Monday, August 5, 2013

Preacher's Study - Year C, Proper 14 (19), 2013


Monday Morning in the Preacher’s Study
First thoughts about next Sunday’s sermon
(12th Sunday after Pentecost, August 11, 2013)

Frank Logue





Jesus follows last week’s parable of the rich man who wanted to build more and bigger barns with teaching skipped over by the Revised Common Lectionary in our in-course reading. We missed Jesus telling his disciples not to worry about their lives and comparing how God cares for the ravens who have neither storeroom or barn. Just before our pericope begins Jesus has said not to worry about what we eat and drink, “instead, strive for his kingdom, and these things will be given to you as well.”

This helps set the tone for Jesus telling us to look to the future not with fear, but with trust in God. We are to store treasure not in earthly barns but in the heavenly realm, “For where your treasure is, there your heart will be also.”

In this sentence, Jesus describes the way humans are hard wired to work. In some ideal world perhaps it might be, “Where your heart is, there will your treasure be also.” But that is not how life works for us. We don’t always live out even our deeply held values in ways noticeable to others. Jesus describes the truth that as we come to ascribe value, and store up that value, we direct our hearts.

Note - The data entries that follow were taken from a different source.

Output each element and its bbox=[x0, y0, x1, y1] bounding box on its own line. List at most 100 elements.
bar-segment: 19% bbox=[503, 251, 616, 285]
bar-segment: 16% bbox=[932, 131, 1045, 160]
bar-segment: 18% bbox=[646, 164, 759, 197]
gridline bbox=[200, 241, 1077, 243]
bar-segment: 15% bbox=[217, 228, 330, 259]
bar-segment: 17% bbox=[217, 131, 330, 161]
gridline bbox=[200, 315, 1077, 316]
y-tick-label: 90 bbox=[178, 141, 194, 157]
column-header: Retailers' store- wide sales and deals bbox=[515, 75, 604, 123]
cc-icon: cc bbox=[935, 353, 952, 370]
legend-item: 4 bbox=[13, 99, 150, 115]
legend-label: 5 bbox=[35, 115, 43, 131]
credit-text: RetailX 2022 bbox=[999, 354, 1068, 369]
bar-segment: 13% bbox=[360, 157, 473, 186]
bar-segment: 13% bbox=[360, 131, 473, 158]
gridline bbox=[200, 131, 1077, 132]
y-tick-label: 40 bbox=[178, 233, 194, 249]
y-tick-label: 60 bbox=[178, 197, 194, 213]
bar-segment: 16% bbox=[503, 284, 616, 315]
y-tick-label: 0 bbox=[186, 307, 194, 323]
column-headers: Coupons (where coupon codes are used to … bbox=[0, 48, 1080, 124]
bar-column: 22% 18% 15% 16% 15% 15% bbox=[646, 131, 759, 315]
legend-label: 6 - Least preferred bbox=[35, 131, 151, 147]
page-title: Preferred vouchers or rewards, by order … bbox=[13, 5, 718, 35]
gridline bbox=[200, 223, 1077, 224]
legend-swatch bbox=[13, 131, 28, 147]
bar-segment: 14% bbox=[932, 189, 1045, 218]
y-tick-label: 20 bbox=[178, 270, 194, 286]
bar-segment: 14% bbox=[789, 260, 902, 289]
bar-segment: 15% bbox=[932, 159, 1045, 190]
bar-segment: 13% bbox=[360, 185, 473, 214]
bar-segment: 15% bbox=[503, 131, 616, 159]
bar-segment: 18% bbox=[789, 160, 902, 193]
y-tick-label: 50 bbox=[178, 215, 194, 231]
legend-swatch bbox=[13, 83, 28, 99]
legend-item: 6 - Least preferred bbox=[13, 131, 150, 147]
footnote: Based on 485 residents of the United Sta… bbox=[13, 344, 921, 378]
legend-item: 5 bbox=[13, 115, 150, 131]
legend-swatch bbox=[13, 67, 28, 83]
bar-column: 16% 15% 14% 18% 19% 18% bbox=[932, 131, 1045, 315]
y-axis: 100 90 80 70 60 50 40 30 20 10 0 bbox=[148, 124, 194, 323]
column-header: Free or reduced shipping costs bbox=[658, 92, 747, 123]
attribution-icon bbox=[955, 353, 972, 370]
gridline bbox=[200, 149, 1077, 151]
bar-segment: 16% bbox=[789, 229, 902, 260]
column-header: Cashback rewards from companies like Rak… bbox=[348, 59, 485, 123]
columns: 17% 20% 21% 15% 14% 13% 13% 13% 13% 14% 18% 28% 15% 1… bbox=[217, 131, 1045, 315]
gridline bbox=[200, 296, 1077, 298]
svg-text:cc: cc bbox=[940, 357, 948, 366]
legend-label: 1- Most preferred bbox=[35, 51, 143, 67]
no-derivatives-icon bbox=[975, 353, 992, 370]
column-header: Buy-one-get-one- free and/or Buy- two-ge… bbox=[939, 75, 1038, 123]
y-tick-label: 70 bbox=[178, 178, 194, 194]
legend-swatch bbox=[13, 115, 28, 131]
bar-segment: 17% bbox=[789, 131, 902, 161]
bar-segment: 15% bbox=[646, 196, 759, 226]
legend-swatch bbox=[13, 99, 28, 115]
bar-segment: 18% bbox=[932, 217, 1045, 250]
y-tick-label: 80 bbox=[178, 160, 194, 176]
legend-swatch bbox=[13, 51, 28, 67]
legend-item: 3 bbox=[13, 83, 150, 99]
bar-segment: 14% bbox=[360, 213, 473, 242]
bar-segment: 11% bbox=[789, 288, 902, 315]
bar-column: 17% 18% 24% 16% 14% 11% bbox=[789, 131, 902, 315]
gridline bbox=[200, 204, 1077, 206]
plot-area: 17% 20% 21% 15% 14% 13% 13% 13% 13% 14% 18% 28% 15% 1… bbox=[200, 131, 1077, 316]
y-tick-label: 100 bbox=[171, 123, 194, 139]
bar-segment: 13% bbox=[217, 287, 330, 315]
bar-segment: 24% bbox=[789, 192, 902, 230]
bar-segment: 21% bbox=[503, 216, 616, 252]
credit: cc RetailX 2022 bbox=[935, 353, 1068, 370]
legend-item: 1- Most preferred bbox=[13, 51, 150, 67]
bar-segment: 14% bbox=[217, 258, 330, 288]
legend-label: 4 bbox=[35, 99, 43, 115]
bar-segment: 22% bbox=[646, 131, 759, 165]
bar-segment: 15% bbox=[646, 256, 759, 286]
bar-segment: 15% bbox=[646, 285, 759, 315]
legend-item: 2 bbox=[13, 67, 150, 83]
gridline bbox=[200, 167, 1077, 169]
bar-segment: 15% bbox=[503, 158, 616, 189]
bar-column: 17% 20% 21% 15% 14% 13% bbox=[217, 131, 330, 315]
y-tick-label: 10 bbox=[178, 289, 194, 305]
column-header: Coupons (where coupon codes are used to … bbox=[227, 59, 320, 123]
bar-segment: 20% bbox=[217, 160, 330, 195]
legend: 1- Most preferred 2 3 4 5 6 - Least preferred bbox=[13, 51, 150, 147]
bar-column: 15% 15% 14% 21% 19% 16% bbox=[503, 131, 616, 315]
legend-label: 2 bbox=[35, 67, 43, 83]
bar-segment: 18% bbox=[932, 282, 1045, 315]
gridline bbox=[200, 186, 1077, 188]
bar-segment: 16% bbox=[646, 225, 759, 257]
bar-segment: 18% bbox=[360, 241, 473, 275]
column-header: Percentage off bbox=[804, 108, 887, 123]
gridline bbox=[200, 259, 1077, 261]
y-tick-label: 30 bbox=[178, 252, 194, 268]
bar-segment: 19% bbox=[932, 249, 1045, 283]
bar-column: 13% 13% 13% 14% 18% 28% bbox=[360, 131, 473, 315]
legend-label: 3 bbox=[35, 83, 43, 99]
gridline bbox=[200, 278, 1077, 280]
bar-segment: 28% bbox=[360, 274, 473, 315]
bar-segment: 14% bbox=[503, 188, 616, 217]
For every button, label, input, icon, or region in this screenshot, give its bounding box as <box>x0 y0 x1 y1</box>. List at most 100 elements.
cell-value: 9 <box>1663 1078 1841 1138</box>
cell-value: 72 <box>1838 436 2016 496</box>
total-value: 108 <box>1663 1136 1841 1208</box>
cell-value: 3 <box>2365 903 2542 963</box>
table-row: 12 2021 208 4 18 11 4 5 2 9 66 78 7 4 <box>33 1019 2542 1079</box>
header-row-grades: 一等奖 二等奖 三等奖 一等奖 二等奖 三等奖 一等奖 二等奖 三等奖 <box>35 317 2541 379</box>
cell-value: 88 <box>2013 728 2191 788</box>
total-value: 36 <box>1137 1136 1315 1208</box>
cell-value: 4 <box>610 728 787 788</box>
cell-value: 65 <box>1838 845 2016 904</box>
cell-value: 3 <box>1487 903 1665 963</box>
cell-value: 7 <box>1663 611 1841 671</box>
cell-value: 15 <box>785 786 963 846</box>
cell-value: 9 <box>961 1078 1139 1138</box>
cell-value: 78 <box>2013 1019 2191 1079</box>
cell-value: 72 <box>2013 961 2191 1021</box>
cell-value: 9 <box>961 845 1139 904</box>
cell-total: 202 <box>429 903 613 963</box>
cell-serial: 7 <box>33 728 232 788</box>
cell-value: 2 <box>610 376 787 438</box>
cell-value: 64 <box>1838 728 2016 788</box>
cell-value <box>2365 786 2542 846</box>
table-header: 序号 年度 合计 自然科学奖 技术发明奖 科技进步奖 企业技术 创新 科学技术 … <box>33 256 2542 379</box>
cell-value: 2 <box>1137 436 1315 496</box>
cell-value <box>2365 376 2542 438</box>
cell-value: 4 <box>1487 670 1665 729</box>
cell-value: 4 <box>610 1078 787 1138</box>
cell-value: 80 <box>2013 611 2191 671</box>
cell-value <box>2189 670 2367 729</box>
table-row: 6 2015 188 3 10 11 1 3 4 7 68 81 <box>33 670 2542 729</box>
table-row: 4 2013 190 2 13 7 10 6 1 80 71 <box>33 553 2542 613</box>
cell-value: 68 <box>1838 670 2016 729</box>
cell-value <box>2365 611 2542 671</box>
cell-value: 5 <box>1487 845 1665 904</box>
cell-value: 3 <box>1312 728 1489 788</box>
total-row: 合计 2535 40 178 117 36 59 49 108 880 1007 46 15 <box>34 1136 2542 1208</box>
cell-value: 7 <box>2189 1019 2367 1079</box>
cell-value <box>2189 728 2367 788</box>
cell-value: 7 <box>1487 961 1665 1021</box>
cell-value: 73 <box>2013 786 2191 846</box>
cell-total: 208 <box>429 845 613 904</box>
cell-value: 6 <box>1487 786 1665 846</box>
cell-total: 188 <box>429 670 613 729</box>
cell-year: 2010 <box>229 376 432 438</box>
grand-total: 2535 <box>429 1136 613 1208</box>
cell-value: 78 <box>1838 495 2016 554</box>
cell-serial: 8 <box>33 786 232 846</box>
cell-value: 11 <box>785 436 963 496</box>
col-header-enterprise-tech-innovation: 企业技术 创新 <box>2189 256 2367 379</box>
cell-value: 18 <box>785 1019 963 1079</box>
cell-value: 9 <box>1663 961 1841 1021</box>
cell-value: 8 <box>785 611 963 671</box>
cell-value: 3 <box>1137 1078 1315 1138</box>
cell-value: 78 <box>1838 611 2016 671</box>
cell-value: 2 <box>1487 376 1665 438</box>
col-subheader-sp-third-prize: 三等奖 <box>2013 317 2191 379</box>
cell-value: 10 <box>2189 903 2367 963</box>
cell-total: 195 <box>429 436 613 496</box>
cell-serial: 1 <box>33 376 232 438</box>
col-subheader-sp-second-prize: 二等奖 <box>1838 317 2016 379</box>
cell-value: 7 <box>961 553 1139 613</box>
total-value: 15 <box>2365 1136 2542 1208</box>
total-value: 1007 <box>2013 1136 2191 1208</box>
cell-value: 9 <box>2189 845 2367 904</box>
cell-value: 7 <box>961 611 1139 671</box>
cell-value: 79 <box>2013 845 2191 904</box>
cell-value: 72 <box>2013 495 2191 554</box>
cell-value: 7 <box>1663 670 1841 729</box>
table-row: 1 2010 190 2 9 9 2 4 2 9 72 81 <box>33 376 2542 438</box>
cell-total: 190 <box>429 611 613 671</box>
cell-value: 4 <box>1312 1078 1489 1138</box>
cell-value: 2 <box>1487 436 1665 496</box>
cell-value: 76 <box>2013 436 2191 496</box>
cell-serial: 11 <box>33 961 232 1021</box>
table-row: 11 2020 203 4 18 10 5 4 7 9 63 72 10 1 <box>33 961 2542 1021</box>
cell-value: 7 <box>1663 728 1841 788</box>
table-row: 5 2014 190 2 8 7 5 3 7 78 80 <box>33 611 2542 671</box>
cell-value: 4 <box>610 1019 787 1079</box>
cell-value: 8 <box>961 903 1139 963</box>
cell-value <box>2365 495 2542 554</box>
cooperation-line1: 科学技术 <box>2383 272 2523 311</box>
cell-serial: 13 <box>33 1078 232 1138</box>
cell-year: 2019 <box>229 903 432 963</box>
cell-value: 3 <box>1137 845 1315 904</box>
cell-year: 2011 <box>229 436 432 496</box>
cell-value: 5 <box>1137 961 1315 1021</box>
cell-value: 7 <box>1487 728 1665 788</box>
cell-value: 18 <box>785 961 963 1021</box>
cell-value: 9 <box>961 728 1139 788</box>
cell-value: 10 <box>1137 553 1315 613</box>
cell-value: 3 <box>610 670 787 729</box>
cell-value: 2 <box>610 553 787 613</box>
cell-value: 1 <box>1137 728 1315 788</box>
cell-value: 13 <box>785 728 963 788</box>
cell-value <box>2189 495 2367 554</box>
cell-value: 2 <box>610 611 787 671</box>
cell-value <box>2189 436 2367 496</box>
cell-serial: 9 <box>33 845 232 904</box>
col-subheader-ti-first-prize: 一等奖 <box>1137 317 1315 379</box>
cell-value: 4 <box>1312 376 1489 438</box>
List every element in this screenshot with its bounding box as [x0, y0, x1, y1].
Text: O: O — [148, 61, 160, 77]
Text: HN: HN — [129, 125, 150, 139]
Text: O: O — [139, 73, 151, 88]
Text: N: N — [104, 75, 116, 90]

When our faith in God as revealed in Jesus the Christ fails to provoke change in our daily lives, then we are probably storing up our treasure closer to home. As Verna Dozier succinctly put it, “The important question to ask is not, ‘What do you believe?’ but ‘What difference does it make that you believe?’” In the same book, The Dream of God, Dozier states, “The urgent task for us in the closing years of this turbulent century is to reclaim our identity as the people of God and live into our high calling as the baptized community.”

Claiming baptismal identity rings out to me through this text in which Jesus calls his disciples away from worry and into trust as they consider what they treasure. This call could not be more antithetical to a consumer economy driven by the anxiety that comes with a desire for more and better rather than lasting and true.

I know where I want my heart to be, but is that where I am really placing my treasure? What do I value? How do I show my values in my daily life? What difference does it make that I believe? This is what I am pondering as I journey toward Sunday.


Frank Logue is a member of the APLM Council having served previously as its secretary. He worked as a church planter, founding King of Peace, Kingsland, in the decade before his current call as Canon to the Ordinary of the Diocese of Georgia.